Adult users may possess and transport no more than 1 ounce of marijuana, or 28.5 grams, and 8 grams of cannabis concentrates. Legal consumers can carry cannabis in their vehicles, but it must be in a sealed container or in the trunk. 

How Old Do I Need
to Be to Consume?
21+
Recreational
18+
Medical
Possession Limit
for Flower
28.35g
Recreational
8oz
Medical
Possession Limit
for Concentrates
8g
Recreational
N/A
Medical

Medical Marijuana Registry

The California Department of Public Health created the Medical Marijuana Identification Card Program (MMICP) to establish a state-authorized ID card, along with a registry to verify qualified patients and their primary caregivers. Patients must apply for a card for themselves and their designated primary caregivers.

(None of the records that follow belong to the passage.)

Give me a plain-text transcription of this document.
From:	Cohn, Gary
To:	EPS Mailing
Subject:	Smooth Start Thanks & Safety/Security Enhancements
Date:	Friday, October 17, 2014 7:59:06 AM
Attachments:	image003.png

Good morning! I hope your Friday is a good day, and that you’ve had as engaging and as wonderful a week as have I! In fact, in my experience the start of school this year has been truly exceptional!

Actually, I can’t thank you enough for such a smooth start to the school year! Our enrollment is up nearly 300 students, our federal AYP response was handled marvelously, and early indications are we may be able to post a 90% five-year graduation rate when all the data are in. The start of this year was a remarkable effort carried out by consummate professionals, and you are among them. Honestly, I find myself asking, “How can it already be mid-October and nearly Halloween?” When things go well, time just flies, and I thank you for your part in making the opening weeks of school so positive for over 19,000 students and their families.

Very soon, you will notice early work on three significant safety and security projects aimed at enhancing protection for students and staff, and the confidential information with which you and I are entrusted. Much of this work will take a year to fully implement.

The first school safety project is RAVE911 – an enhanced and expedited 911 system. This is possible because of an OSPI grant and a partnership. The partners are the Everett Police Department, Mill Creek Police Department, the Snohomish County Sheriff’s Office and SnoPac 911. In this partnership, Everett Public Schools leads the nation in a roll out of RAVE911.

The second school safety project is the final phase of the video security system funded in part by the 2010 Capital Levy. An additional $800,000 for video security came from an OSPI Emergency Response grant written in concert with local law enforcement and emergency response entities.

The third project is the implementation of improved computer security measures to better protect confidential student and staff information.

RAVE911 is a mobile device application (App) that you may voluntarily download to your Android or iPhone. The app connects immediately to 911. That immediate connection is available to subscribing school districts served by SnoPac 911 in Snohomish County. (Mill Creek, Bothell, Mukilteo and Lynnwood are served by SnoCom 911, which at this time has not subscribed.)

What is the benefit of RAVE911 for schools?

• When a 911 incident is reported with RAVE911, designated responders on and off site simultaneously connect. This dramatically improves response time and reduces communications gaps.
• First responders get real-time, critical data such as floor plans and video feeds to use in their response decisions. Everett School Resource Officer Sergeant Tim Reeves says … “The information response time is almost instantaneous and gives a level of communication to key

Generally, medical cards are valid up to one year. Prior to receipt of their registry identification cards, patients are required to pay the fee required by their county’s program.

 

The Medical Board of California issued Guidelines for the Recommendation of Cannabis for Medical Purposes on April 2018. California marijuana laws have since updated the qualifying conditions list to reflect the possibility of other chronic or persistent medical symptoms.

Qualifying Conditions

  • Anorexia
  • Arthritis
  • Cachexia, or wasting syndrome
  • Cancer
  • Chronic migraine
  • Chronic pain
  • Epilepsy and other seizure conditions
  • Glaucoma
  • HIV/AIDS
  • Multiple sclerosis
  • Persistent muscle spasms, including but not limited to caused by M.S.
  • Severe nausea
  • Any other chronic or persistent medical symptom that either:
    • Limits the ability of the patient to conduct one or more major life activities. 
    • If not alleviated, may cause serious harm to the patient’s safety or physical or mental health.

Application Process

  1. Visit the CDPH’s Medical Marijuana ID registration site.
  2. Provide a proof of residency in a California county.
  3. Provide a valid copy of a government-issued identification card.
  4. Obtain written certification from a physician confirming a medical condition, and that medical cannabis is an appropriate treatment.
  5. Designate a caregiver, if necessary.
  6. Submit a completed application for patients and designated caregiver, if applicable.
  7. Receive a Medical Marijuana Identification Card.

Caregiving

Patients in the registry who require assistance obtaining or using medical cannabis may designate a primary caregiver. A primary caregiver must be at least 18 years old, and may provide care for more than one patient so long as all patients reside within the same county. A primary caregiver cannot apply for a Medical Marijuana Identification Card. 

 

The patient must apply for the designated caregiver. Caregiver registration is valid for the same duration as the patient’s Medical Marijuana Identification Card. The required fee varies by county.

 

A primary caregiver is a person who consistently assumes the responsibility for the housing, health or safety of the patient. This may be an individual, or the owner, operator or employee of an appropriately licensed clinic, facility, hospice, or home health agency. Those seeking to apply to grow commercially have to apply through CalCannabis, a branch of the California Department of Food and Agriculture.

Reciprocity

The law allows for non-resident adults who have a valid driver’s license, state or federal ID to purchase marijuana for adult use.

Lab Testing

The BCC requires that all cannabis harvested for commercial medical and adult use, as well as all cannabis products, must be tested to meet certain quality and safety control standards.

 

As of December 31, 2018, the following substances are required to be analyzed for lab testing:

  • Cannabinoids
  • Foreign material
  • Heavy metals
  • Microbial impurities: (e.g., A. fumigatis, E. coli, and salmonella)
  • Moisture content testing
  • Mycotoxins
  • Residual pesticides, processing chemicals, and solvents
  • Terpenoids
  • Water activity testing of solid or semisolid edibles

Licensing

Business registrations for distributors, retailers, testing laboratories, temporary cannabis events, and microbusinesses can be initiated at the BCC site, where the full forms are available for each type of licensee. Licensing is conducted online.

 

Information on this page was last verified on June 5, 2019. This page was last updated on Sept. 5, 2019.